En 1981, sort en librairie le troisième et dernier tome de la monumentale biographie  romancée d’Alexandre le Grand par Roger Peyrefitte, dont la publication s’est étalée sur quatre ans. Arno Breker et Roger Peyrefitte se connaissent depuis le début des années 60. En 1964, Breker avait modelé le buste de l’écrivain à la demande de celui-ci; puis ils s’étaient revus à diverses reprises, à Paris, au cours des années 70. Absorbé par la rédaction de son ouvrage, qu’il considérait lui-même comme son œuvre maîtresse, Peyrefitte avait alors suggéré à Breker l’idée de réaliser le buste de son héros pour la ville de Pella, capitale de l’ancienne Macédoine et ville natale d’Alexandre. L’idée avait fait d’autant plus aisément son chemin dans l’esprit d’Arno Breker que le projet n’est pas vraiment nouveau pour lui.

L’image que Breker entend donné d’Alexandre n’est pas celle du conquérant ; c’est celle — ici encore — du jeune homme dans la plénitude de sa beauté, dont le regard se tourne, visionnaire, vers le rêve qu’il nourrit, vers le destin qu’il veut donner aux hommes — figure prométhéenne, s’il en est.

            Et si le portrait, comme œuvre sculpturale, se veut une manière de « résumé archétypique » de tous les portraits existants d’Alexandre, Breker souhaite également lui imprimer la présence d’une représentation en pied, donner corps au portrait en somme. Breker insistera d’ailleurs à plusieurs reprises sur la nécessité de percevoir la figure d’Alexandre non pas tant comme une figure historique, et à ce titre détachée, à distance de nous, que sous l’angle d’une présence dont la légende même aurait beaucoup avoir avec notre temps.
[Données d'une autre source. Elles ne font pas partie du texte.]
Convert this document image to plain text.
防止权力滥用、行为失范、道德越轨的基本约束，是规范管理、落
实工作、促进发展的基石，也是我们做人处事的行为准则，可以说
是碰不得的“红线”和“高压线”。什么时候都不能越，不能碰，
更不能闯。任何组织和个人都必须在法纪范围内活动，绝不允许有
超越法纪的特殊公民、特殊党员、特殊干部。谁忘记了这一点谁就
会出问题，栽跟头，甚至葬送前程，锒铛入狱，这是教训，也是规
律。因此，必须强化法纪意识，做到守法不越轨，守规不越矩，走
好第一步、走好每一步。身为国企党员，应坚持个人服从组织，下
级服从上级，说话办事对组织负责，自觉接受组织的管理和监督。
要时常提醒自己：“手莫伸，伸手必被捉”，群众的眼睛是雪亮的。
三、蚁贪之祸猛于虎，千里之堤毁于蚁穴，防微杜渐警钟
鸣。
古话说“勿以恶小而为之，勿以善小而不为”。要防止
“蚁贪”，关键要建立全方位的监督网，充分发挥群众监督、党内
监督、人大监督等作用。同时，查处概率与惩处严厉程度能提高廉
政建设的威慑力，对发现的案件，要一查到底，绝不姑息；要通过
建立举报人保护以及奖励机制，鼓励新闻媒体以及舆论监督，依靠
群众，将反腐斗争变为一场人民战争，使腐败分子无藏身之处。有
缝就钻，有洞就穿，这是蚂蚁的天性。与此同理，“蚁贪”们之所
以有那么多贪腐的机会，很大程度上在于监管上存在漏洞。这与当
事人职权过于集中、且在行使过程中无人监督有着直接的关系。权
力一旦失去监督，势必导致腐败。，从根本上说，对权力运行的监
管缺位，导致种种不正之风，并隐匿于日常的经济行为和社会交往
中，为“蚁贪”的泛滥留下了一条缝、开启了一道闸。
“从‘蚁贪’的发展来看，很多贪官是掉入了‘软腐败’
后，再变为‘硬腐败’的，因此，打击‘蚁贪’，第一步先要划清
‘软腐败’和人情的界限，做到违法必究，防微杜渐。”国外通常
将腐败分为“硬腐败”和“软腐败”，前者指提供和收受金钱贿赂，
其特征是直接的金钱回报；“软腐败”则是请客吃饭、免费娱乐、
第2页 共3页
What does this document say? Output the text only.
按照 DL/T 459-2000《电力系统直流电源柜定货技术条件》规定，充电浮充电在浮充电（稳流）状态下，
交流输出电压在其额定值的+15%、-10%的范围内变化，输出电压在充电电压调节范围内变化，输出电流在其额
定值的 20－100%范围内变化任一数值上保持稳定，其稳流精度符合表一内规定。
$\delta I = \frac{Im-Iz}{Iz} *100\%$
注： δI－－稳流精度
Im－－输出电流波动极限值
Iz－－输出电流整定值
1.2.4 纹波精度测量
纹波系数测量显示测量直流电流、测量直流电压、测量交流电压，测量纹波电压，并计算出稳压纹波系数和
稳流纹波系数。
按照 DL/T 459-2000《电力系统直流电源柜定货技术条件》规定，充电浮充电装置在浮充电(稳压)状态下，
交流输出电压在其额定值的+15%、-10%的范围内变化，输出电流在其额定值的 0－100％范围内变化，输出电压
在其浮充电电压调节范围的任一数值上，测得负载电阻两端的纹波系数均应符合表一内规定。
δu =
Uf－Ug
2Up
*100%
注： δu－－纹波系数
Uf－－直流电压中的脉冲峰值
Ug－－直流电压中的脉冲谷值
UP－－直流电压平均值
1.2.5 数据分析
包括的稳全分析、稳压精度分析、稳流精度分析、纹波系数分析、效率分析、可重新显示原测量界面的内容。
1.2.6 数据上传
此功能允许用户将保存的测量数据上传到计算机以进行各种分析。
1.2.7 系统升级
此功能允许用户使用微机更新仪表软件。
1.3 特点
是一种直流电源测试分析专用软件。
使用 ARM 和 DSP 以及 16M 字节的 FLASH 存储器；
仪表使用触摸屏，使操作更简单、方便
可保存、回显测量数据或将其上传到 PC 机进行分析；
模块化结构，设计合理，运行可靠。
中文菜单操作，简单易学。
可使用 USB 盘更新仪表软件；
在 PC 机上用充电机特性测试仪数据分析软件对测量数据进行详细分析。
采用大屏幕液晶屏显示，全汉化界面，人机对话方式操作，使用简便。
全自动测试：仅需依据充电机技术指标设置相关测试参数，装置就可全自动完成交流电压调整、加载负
C’est du reste ce qui l’avait frappé à la lecture du livre de Roger Peyrefitte.

            La force lui manquant toutefois pour se lancer dans la réalisation d’une statue de grande taille, et l’expérience du marcottage à l’occasion de la commande pour la Weserbergland Klinik (Ewiges Leben) s’étant avérée concluante, Breker se tourne alors vers les statues qui peuplent dans son parc. Le Héraut de 1939 se prêterait presque idéalement à recevoir la tête d’Alexandre, si la statue n’avait déjà servi, précisément pour le groupe de la Weserbergland Klinik ; le Porte-Flambeau de 1940, fort proche du Héraut, notamment par le mouvement des bras, est en revanche disponible et, par le superbe déploiement de ses formes corporelles, s’offre à incarner cette beauté plastique dont le parfait équilibre et l’harmonie, fondus dans le bronze, tendent à exprimer l’idée de la nature humaine, libérée des entraves du temps, saisie comme sur un fond d’éternité, re-présentée à son plus haut degré d’achèvement, comme le voulait Gœthe, lorsqu’il appelait l’artiste à subsumer chaque individu, par un bond de l’imagination, dans « un acte de vision ou de synthèse intuitive » pour ainsi représenter « le type ou l’universel vu dans son harmonie et sa pureté invisible sub specie æternitatis. »

Substituant une lance au flambeau que tenait la figure originale, Breker adjoint en outre à la statue l’un des superbes aigles aux ailes déployées qu’il avait destinés à la grille d’entrée de la Grand Place de Berlin, — allusion à la légende selon laquelle Alexandre serait fils de Zeus.